Importantly, surface deformation of Mt St Helens provided the clearest sign that an eruption was imminent. Owing to accumulation of magma at shallow depths, localized deformation on the northern slope of the volcano formed a cryptodome (colloquially known as ‘the bulge’). By the time of the climatic eruption on 18 May, the bulge had grown to several hundred feet in size and was recognized as the most important hazard posed by the volcano as failure of the dome had the potential to trigger an explosive eruption.

While the signs of an impending eruption were increasingly clear, the days and hours before the eruption were “like all the rest [with no] immediate precursors to the eruption,” states Swanson. It was, therefore, without any immediate warning that, at 8:32 a.m. local time, a magnitude 5.1 earthquake occurred directly beneath the volcano and the northern slope collapsed, resulting in a large debris avalanche.

Critically, the sudden pressure change caused by failure of the northern slope led to expansion of volcanic gases in the underlying magma and culminated in a northward-directed lateral blast. The blast quickly overtook the initial landslide, devastating >600 km2 of surrounding forest and killing many of the 57 victims of the eruption. The debris avalanche and resulting lateral blast was observed by Carolyn Driedger, who was working on Mt St Helens in 1980 and is now the Outreach Coordinator for the USGS Cascades Volcano Observatory (CVO). She recalls “we watched breathlessly as a large black plume ploughed northward. We were unable to comprehend the scope of events occurring before our eyes.”

Following the initial lateral blast, the 18 May eruption “followed a more ‘normal’ pattern, with an upward-directed volcanic plume that was then blown to the east by strong westerly winds, depositing volcanic ash across Washington and parts of Idaho and Montana,” comments Cashman. Smaller explosive eruptions continued throughout 1980 and eventually transitioned into a period of effusive lava emission and lava dome growth within the newly formed volcanic crater. Activity ceased in 1986, and although eruptions were observed between 2004 and 2008, these were not explosive.

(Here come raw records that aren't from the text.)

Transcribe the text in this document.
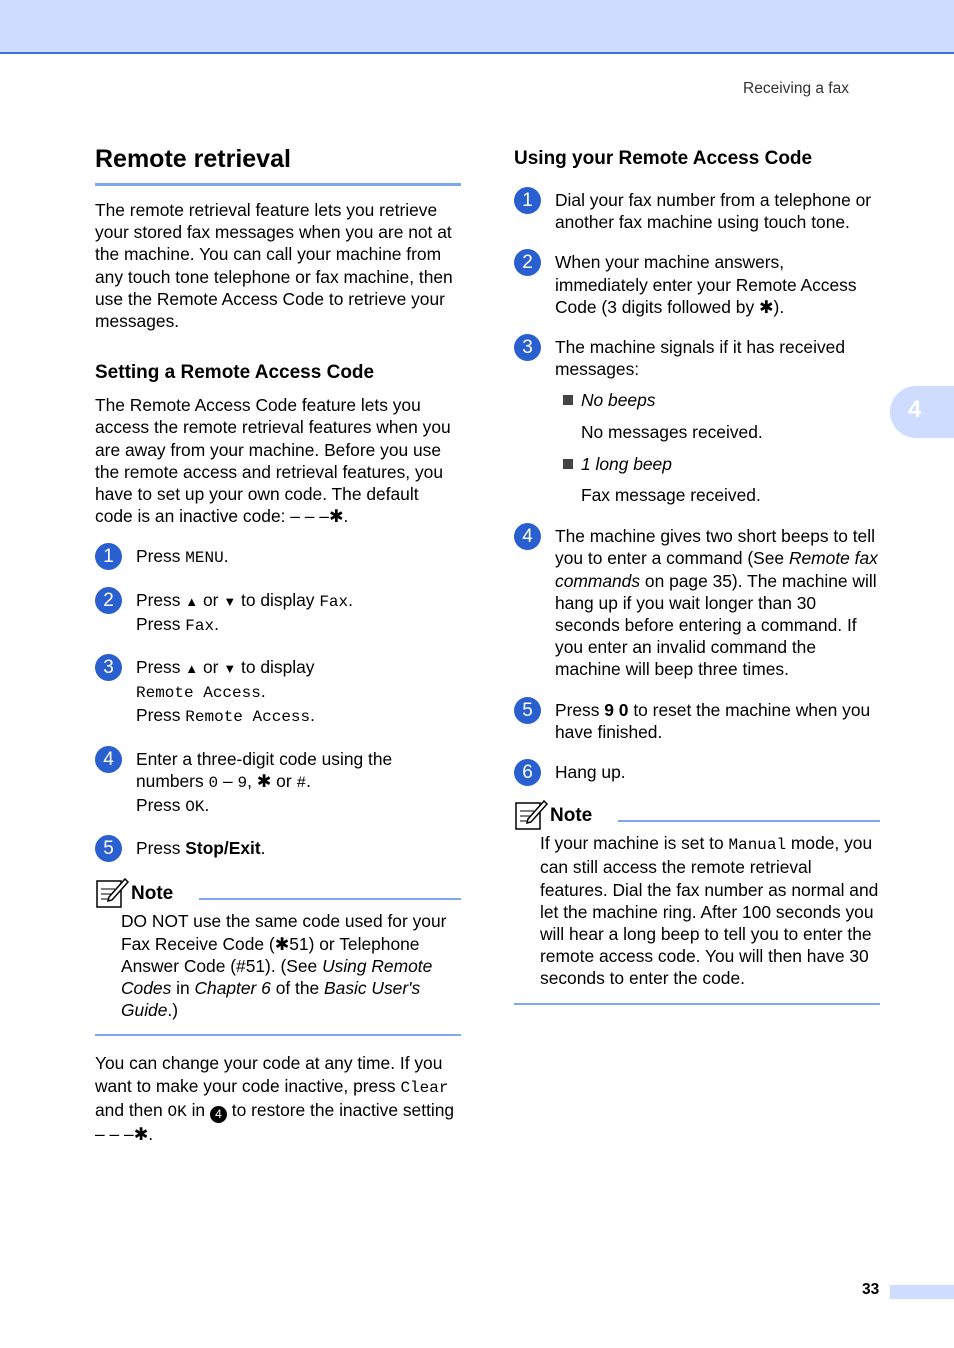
Receiving a fax
4
Remote retrieval

The remote retrieval feature lets you retrieve your stored fax messages when you are not at the machine. You can call your machine from any touch tone telephone or fax machine, then use the Remote Access Code to retrieve your messages.

Setting a Remote Access Code

The Remote Access Code feature lets you access the remote retrieval features when you are away from your machine. Before you use the remote access and retrieval features, you have to set up your own code. The default code is an inactive code: – – –✱.

1	Press MENU.
2	Press ▲ or ▼ to display Fax.
Press Fax.
3	Press ▲ or ▼ to display
Remote Access.
Press Remote Access.
4	Enter a three-digit code using the numbers 0 – 9, ✱ or #.
Press OK.
5	Press Stop/Exit.
Note

DO NOT use the same code used for your Fax Receive Code (✱51) or Telephone Answer Code (#51). (See Using Remote Codes in Chapter 6 of the Basic User's Guide.)

You can change your code at any time. If you want to make your code inactive, press Clear and then OK in 4 to restore the inactive setting – – –✱.

Using your Remote Access Code
1	Dial your fax number from a telephone or another fax machine using touch tone.
2	When your machine answers, immediately enter your Remote Access Code (3 digits followed by ✱).
3	The machine signals if it has received messages:
No beeps
No messages received.
1 long beep
Fax message received.
4	The machine gives two short beeps to tell you to enter a command (See Remote fax commands on page 35). The machine will hang up if you wait longer than 30 seconds before entering a command. If you enter an invalid command the machine will beep three times.
5	Press 9 0 to reset the machine when you have finished.
6	Hang up.
Note

If your machine is set to Manual mode, you can still access the remote retrieval features. Dial the fax number as normal and let the machine ring. After 100 seconds you will hear a long beep to tell you to enter the remote access code. You will then have 30 seconds to enter the code.

33
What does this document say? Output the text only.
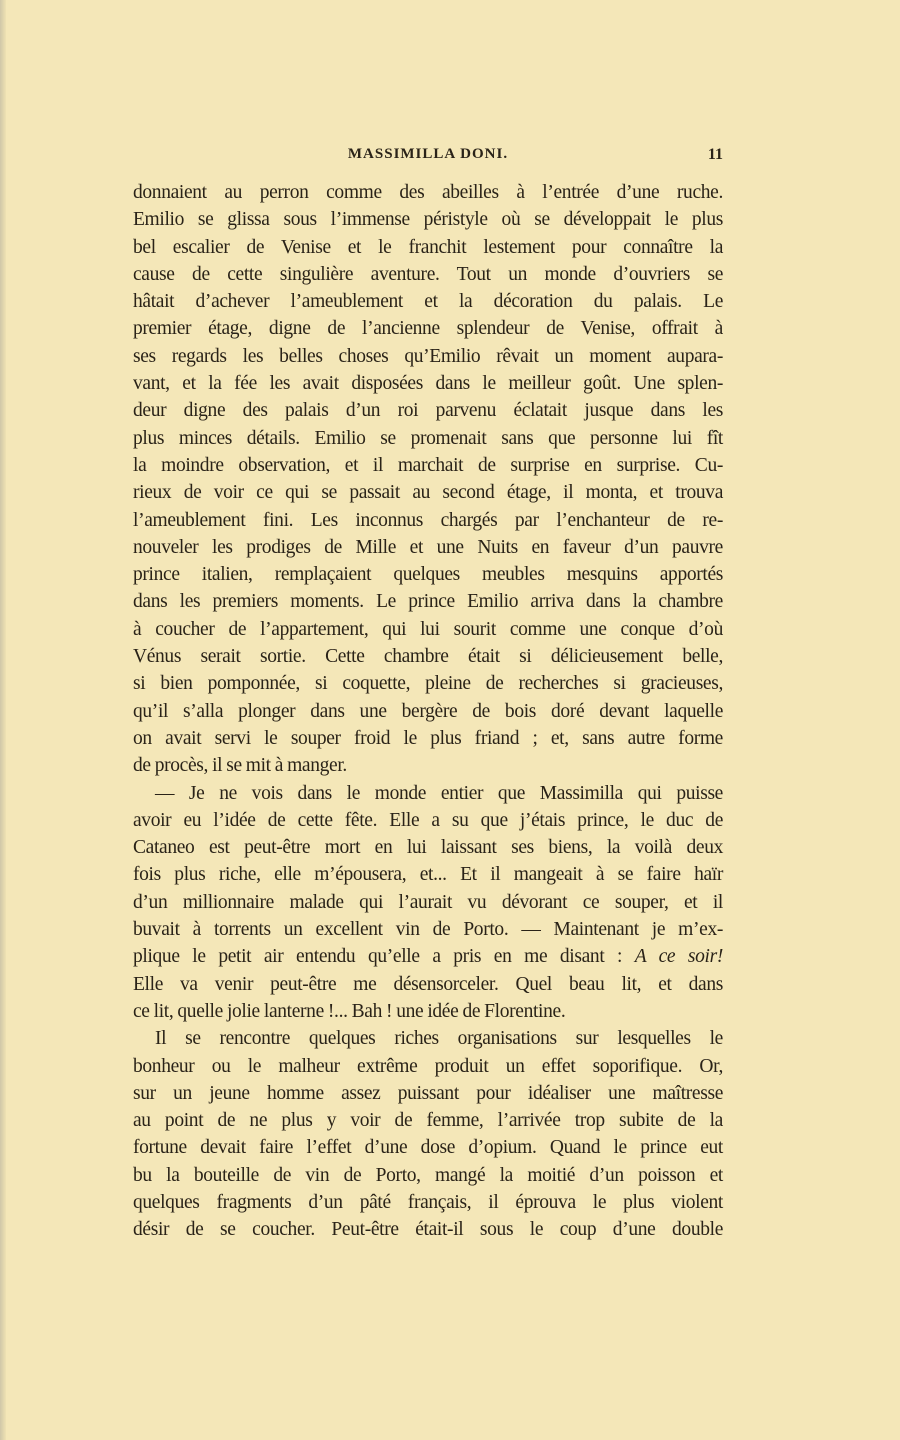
MASSIMILLA DONI.	11
donnaient au perron comme des abeilles à l’entrée d’une ruche.
Emilio se glissa sous l’immense péristyle où se développait le plus
bel escalier de Venise et le franchit lestement pour connaître la
cause de cette singulière aventure. Tout un monde d’ouvriers se
hâtait d’achever l’ameublement et la décoration du palais. Le
premier étage, digne de l’ancienne splendeur de Venise, offrait à
ses regards les belles choses qu’Emilio rêvait un moment aupara-
vant, et la fée les avait disposées dans le meilleur goût. Une splen-
deur digne des palais d’un roi parvenu éclatait jusque dans les
plus minces détails. Emilio se promenait sans que personne lui fît
la moindre observation, et il marchait de surprise en surprise. Cu-
rieux de voir ce qui se passait au second étage, il monta, et trouva
l’ameublement fini. Les inconnus chargés par l’enchanteur de re-
nouveler les prodiges de Mille et une Nuits en faveur d’un pauvre
prince italien, remplaçaient quelques meubles mesquins apportés
dans les premiers moments. Le prince Emilio arriva dans la chambre
à coucher de l’appartement, qui lui sourit comme une conque d’où
Vénus serait sortie. Cette chambre était si délicieusement belle,
si bien pomponnée, si coquette, pleine de recherches si gracieuses,
qu’il s’alla plonger dans une bergère de bois doré devant laquelle
on avait servi le souper froid le plus friand ; et, sans autre forme
de procès, il se mit à manger.
— Je ne vois dans le monde entier que Massimilla qui puisse
avoir eu l’idée de cette fête. Elle a su que j’étais prince, le duc de
Cataneo est peut-être mort en lui laissant ses biens, la voilà deux
fois plus riche, elle m’épousera, et... Et il mangeait à se faire haïr
d’un millionnaire malade qui l’aurait vu dévorant ce souper, et il
buvait à torrents un excellent vin de Porto. — Maintenant je m’ex-
plique le petit air entendu qu’elle a pris en me disant : A ce soir!
Elle va venir peut-être me désensorceler. Quel beau lit, et dans
ce lit, quelle jolie lanterne !... Bah ! une idée de Florentine.
Il se rencontre quelques riches organisations sur lesquelles le
bonheur ou le malheur extrême produit un effet soporifique. Or,
sur un jeune homme assez puissant pour idéaliser une maîtresse
au point de ne plus y voir de femme, l’arrivée trop subite de la
fortune devait faire l’effet d’une dose d’opium. Quand le prince eut
bu la bouteille de vin de Porto, mangé la moitié d’un poisson et
quelques fragments d’un pâté français, il éprouva le plus violent
désir de se coucher. Peut-être était-il sous le coup d’une double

Mt St Helens represents just one of 25 volcanic regions that are currently monitored by CVO and, importantly, it is not the only volcano in the western USA that has the potential to produce large, explosive volcanic eruptions. In fact, the 1980 eruption of Mt St Helens was relatively small compared with the largest, but extremely infrequent, eruptions that have occurred at some volcanoes along the Cascade Range (such as the 7,700 ka eruption of Crater Lake, which was ~50 times the size of the Mt St Helens 1980 event). Seth Moran, chief scientist at CVO, states that “we primarily concern ourselves with nine volcanic systems [Mt Baker, Glacier Peak, Mt Rainier, Mt St Helens, Mt Adams, Mt Hood, Three Sisters, Newberry and Crater Lake] because of their hazard (eruption frequency, explosivity, etc.) and/or society’s exposure to the hazards.” CVO monitors each of these systems closely and provides hazard training for park officials, interpreters and the news media to ensure that hazards posed by each volcano are accurately communicated to all.

In the 1970s and early 1980, volcano monitoring was in its infancy. At the time of the 18 May eruption only a single seismometer existed within 30 miles of Mt St Helens. However, in the 40 years since, Mt St Helens has become the ‘gold standard’ for volcano monitoring in the Cascades with “an excellent network of real-time seismometers and GPS stations,” states Moran. While there is always a possibility that Mt St Helens will erupt explosively again, smaller, less-destructive eruptions are more likely.

The 1980 eruption of Mt St Helens highlighted the potential dangers of active volcanoes and provided crucial information for volcanologists studying volcanic systems worldwide. Data collected during, and after, the 18 May eruption has “provided a baseline for other volcanic studies,” comments Cashman. Furthermore, the 18 May event enabled, for the first time, scientists to observe the reawakening of a volcano with modern monitoring techniques such as seismometers and satellite imagery, giving insights into the precursory signals (for example, heightened seismicity and accelerating deformation) that sometimes precede large explosive eruptions.